The irony of it all, I guess, is that Mailer can be said to tread on the Noble Savage sentiment, but what he asserts in both White Negro and The Faith of Graffiti” is there is a need, nay, a requirement for self-definition among those who are denied the means to do so for reasons of race, gender, economics, and that the form these taggers have taken is a way of making something that resonates. What he argues, essentially, is that the impulse, inspiration and discipline of committing yourself to unsullied artistic expression is the same, whether it happens to be in European salons, SoHo Art Galleries, Museum Walls, or on the side of a Brooklyn water tower; he rejects art as the domain of the white culture the final aim of which is a fat commission and corporate sponsorship and college courses and brings it again to something that is human in its dimension. As it regards black American culture, the likes of Amir Baraka, Cornell West and Eric Michael Dyson would find quite a bit to agree with about Mailer’s treatise. Urban culture is now the stuff of dissertations has been codified as an aesthetic with its own critical parlance, and is now a legitimate part of the larger cultural landscape of America, and Graffiti, like it or not, is an essential element of this mid 20th century development. Mailer was the first one to write seriously, on his own terms, about this. One can argue with Mailer’s tone, his arch style and his interest in neo-primitivism, but I think his interest in the young men he interviewed and spent weeks with as a writer was honest and his ideas about their work were sincere.

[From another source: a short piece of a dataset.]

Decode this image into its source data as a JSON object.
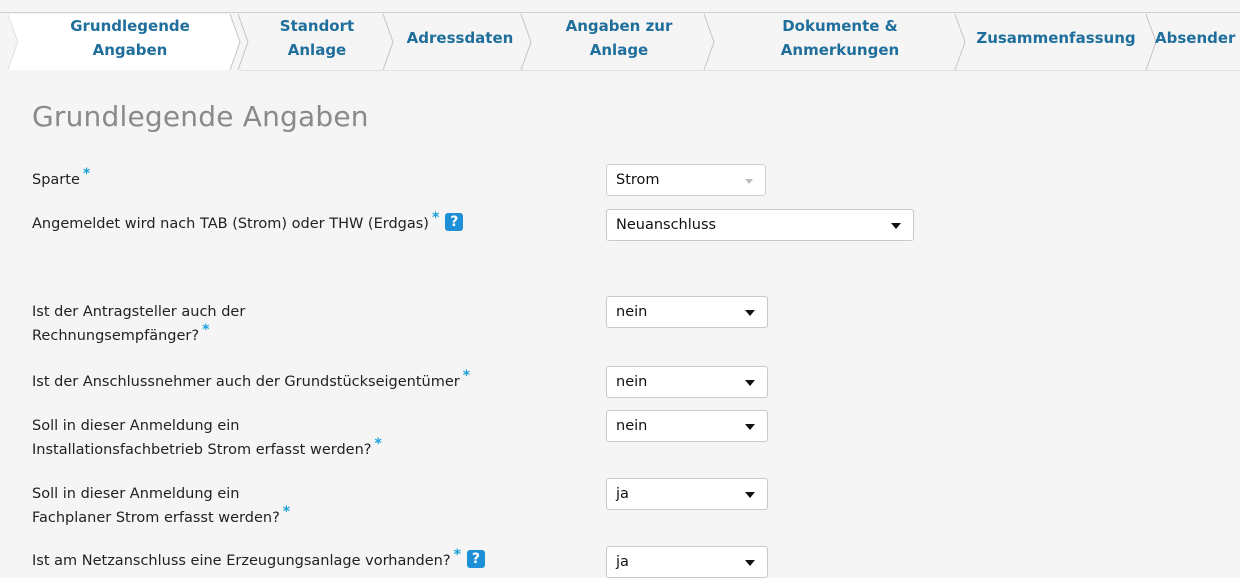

In a forward to the book, he reveals that the title was given to him by an artist who was seriously injured from a steep fall that happened when he was tagging a structure from on high. He was talking about having faith in something, an ideal that motivated you beyond your limits. I can only paraphrase, but it came down to him telling Mailer that the name of the book that would come out of this would be “The Faith of Graffiti”.